In fairness, it's often false thrift to move to an area you need a car with the hopes of saving money on rent... that all ends up going into the car. I hear you as someone born into poverty in a car centric place that this often isn't a choice, that's fair, but all else being equal my experience that needing to maintain a car was a constant albatross around our neck as a family. Once I moved to an area with good transit and didn't bother with a car, I could save way, way more money even considering higher rent...

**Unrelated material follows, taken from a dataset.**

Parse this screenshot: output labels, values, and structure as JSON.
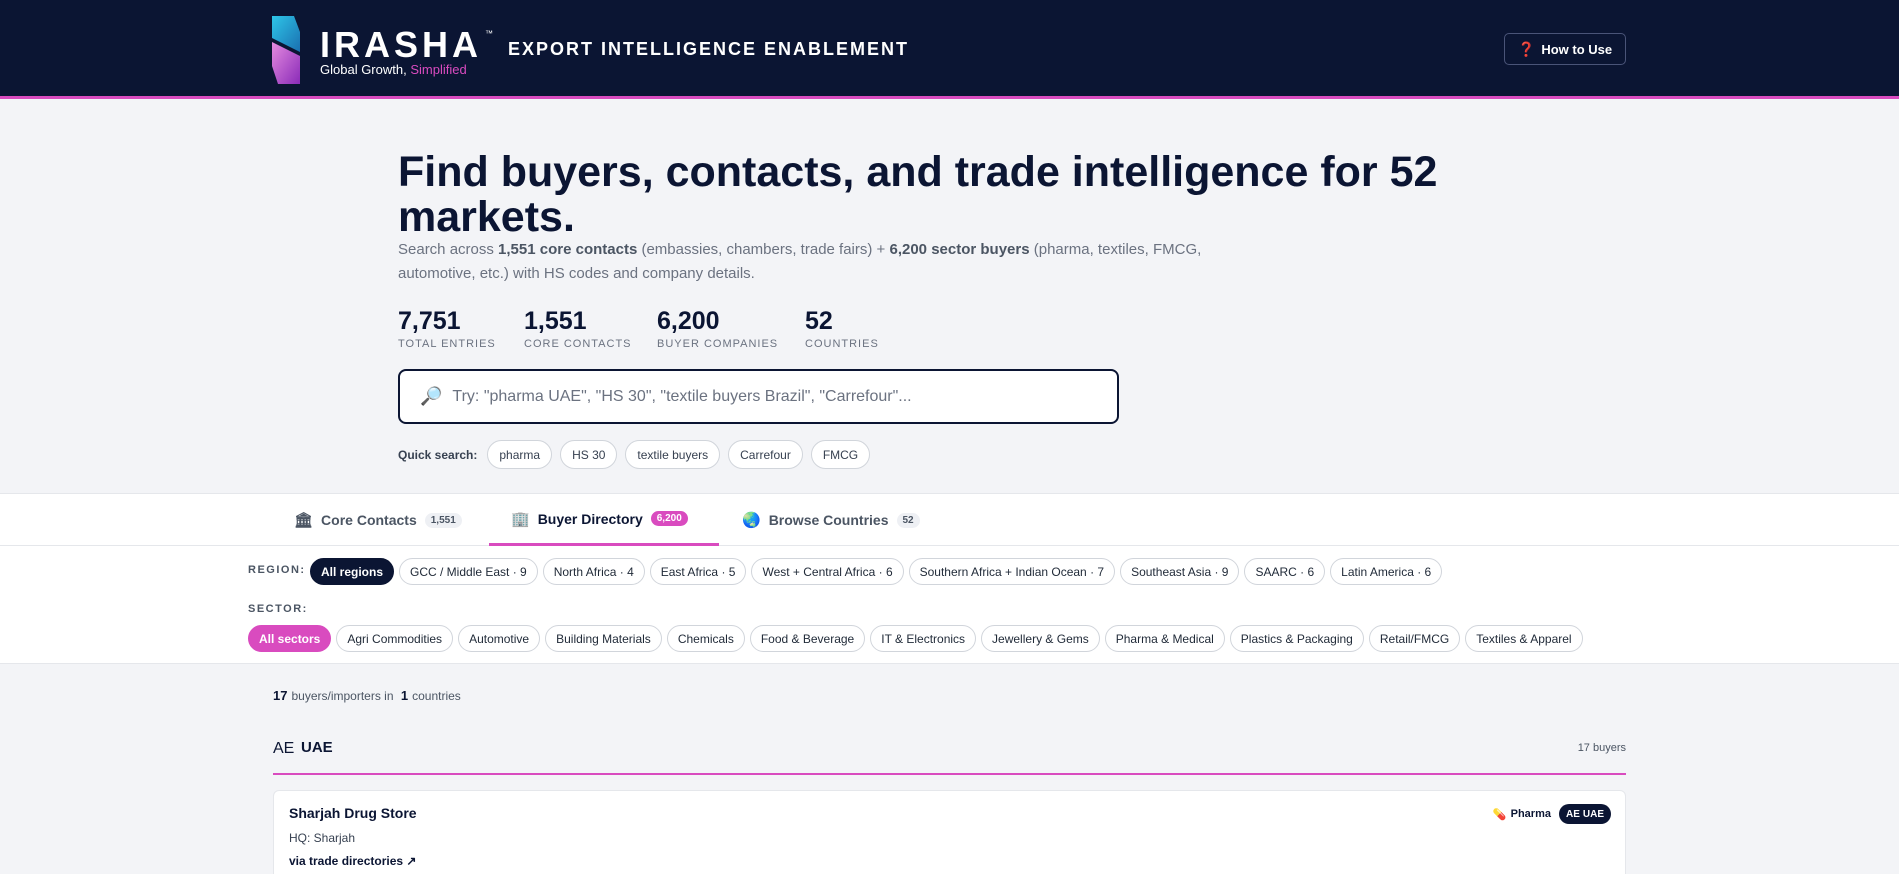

Like I said, your opinion seems to be formed by a car oriented society and you appear to struggle to imagine an alternative. If you need to watch your finances you can find all those fresh produces at urban discounters in transit oriented cities. Buying those without the need for a car is actually less costly than having a car and buying the cheapest worst kind of food.
That is the thing transit oriented cities generally enable that. I m well aware that not every city is transit oriented. I am not saying people living in these places have a choice. I am saying urban planers have a choice to change how the cities look for the next generation(s). You mentioned the Netherlands, they are a great example for that. 2 generations ago they were very car oriented following the US lead. Not 100 years ago, 50 years ago.
Rampant fascism is on the rise, here and abroad. We can't even get US citizens to recognize Mamdami is center, at best, or as I'm discussing elsewhere, how to even get our compatriots online not to accuse us of being trolls, and in 3D not to view us as enemy (see also POTUS reverting to full McCarthyite "Godless communists" red scare tactics on Truth Social).
It seems like you're arguing that a better way of doing things is hard, therefore not worth doing, or that a century ago was the cutoff for deciding how we do transportation.
The way our stuff is laid out makes it difficult to live without a car. That doesn't make the car a necessity in the abstract when that layout and design is often the direct product of designing around cars in the first place. It makes the car a necessity in the specific system we have for many people.
"We can't do things differently because then it's harder to do things exactly the same" is a weak argument.
Are you actually using your perception of someone else's economic class as an argument? When you're arguing in defense of car based suburban sprawl and buying groceries by the carload?